Big deal. I’ve thrown down no fewer than 50 fish tacos during my annual trips to Chargers football games.
Before being drafted by San Diego, offensive lineman Marcus McNeill had never heard of the local delicacy. “Now,” he admits, “I’m a fish taco guy.”
McNeill is also a 6-foot-7, 335-pound guy. You’d have a better chance against him in the trenches than at the taco stand.
No. 3: Sweet Italian sausages
The Dodger Dog is pure Hollywood, famous for being famous.
Want to know the truth? The Dodger Dog stinks. Old ladies wearing hair nets at your school cafeteria boiled a less rubbery hot dog.
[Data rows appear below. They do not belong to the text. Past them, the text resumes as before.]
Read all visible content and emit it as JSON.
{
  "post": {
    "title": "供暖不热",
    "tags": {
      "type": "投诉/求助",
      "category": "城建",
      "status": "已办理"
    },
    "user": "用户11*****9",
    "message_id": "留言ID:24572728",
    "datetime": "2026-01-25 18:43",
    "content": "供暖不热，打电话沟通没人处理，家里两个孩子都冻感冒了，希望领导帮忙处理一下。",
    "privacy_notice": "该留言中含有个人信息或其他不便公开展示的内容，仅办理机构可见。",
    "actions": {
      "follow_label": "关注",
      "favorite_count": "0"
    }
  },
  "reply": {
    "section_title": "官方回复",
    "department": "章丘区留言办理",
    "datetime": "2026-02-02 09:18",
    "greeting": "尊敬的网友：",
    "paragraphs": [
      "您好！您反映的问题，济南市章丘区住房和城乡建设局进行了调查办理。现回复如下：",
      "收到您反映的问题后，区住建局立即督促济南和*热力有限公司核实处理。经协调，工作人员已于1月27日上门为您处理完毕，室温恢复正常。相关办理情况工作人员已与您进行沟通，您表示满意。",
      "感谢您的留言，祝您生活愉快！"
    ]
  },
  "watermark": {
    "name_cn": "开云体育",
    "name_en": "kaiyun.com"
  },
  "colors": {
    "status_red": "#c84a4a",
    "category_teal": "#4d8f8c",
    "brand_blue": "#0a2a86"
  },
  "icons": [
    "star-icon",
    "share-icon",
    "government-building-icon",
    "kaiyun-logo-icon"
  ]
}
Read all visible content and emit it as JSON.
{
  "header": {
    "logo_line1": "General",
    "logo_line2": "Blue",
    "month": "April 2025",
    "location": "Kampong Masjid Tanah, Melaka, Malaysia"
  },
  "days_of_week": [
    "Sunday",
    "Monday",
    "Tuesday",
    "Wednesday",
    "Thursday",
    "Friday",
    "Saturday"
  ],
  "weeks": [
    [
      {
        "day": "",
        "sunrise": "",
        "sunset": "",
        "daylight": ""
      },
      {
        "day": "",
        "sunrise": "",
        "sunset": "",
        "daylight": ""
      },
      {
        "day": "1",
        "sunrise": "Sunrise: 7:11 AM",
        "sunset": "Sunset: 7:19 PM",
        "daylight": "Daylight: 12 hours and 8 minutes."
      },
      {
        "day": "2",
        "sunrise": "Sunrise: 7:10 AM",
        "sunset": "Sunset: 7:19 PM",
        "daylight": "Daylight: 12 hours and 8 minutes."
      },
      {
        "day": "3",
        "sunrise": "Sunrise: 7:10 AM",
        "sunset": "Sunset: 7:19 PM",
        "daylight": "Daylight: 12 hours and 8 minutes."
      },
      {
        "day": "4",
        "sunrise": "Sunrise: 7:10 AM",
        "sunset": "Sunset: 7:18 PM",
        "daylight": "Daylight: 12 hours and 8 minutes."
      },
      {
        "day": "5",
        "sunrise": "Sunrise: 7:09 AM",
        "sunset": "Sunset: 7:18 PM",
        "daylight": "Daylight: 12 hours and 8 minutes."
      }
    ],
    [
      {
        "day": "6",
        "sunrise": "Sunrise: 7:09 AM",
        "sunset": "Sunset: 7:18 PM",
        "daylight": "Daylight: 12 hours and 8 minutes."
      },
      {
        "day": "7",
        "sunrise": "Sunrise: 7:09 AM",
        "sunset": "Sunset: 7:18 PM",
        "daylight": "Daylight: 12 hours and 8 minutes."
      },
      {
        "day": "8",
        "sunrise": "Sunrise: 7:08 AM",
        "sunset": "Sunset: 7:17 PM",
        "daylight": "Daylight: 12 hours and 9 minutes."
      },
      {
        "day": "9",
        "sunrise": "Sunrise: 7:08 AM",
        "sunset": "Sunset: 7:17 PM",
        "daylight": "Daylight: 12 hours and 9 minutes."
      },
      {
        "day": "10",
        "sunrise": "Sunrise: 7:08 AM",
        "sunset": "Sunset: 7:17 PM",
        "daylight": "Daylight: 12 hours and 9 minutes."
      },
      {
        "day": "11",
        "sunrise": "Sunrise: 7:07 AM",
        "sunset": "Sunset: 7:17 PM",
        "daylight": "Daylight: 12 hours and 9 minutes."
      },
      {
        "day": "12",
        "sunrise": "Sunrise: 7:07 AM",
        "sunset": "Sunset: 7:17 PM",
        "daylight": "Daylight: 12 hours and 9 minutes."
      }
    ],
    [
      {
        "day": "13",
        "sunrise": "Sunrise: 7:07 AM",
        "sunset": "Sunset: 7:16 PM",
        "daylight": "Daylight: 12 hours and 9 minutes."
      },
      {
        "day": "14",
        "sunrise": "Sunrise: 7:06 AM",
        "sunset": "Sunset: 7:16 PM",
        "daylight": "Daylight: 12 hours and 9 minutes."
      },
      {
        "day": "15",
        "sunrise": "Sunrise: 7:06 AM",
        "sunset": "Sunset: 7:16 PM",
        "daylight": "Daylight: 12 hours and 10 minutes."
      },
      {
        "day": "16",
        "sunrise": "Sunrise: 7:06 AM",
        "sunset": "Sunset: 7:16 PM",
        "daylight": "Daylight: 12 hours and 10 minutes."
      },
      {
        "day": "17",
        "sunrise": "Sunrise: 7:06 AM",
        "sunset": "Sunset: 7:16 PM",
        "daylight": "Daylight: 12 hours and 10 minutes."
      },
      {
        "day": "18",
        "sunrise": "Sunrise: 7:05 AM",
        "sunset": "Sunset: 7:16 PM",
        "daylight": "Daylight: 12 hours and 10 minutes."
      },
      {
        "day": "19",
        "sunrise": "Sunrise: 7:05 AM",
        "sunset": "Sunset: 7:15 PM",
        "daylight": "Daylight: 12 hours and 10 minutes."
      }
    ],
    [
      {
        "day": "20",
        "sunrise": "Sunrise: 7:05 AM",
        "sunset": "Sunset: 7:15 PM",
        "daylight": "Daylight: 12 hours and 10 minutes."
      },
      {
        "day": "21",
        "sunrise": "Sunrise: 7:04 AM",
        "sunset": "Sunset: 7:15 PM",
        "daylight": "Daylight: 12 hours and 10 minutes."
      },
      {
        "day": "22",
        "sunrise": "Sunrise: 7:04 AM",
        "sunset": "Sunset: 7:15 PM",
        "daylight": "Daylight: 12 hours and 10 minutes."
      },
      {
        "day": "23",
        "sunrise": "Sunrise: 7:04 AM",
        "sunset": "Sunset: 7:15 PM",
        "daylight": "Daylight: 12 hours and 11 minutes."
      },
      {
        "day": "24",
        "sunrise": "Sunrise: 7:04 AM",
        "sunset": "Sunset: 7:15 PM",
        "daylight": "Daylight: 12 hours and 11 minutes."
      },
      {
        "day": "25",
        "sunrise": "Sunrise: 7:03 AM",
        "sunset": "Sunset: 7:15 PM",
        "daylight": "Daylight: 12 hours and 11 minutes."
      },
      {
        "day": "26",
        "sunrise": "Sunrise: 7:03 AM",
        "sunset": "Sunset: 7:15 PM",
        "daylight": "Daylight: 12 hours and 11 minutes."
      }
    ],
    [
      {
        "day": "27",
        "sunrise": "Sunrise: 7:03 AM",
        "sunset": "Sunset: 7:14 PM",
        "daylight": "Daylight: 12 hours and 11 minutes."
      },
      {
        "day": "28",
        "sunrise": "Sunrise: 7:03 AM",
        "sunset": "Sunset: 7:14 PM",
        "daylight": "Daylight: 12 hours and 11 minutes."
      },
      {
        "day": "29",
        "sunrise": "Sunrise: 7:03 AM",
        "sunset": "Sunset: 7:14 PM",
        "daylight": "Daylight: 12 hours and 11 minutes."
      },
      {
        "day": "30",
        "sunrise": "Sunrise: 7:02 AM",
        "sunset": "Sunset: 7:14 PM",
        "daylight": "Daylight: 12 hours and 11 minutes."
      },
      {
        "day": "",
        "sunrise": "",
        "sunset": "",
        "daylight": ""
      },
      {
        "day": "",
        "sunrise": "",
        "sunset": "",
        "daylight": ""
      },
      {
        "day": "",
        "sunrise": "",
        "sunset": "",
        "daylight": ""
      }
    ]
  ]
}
Summer smells like peppers and onions being simmered on vendor carts behind the Green Monster. And these yummy Italian sausages might be the main reason Red Sox Nation outgrew those notoriously tiny seats in Fenway Park.
No. 4: Old Style beer
Homer Simpson was right. One of America’s basic food groups is beer.
And Wrigley Field is the nation’s No. 1 beer garden.
While an entire generation of baby boomers born in the Midwest memorized the Hamm’s Beer Song (“Brewed where nature works her wonders, aged for many moons, gently mellowed …”) before learning the words to “The Star-Spangled Banner,” we also grew up to discover nothing can kill the pain of another loss by the Cubbies quicker than an Old Style sipped – or chugged – from a clear plastic cup.
No. 5: Stinky cheese and red wine
What’s all this fuss about the Tour de France being tainted?
Veteran spectators know the best way to enjoy the event is on the juice.
As a bike race, it’s a bunch of aerobic superfreaks pedaling by in a blur.
But it’s one heck of a beautiful all-day picnic.
A little blue cheese, a little red wine, and faster than you can say Charles de Gaulle, who cares if that cyclist in the yellow jersey is doing EPO?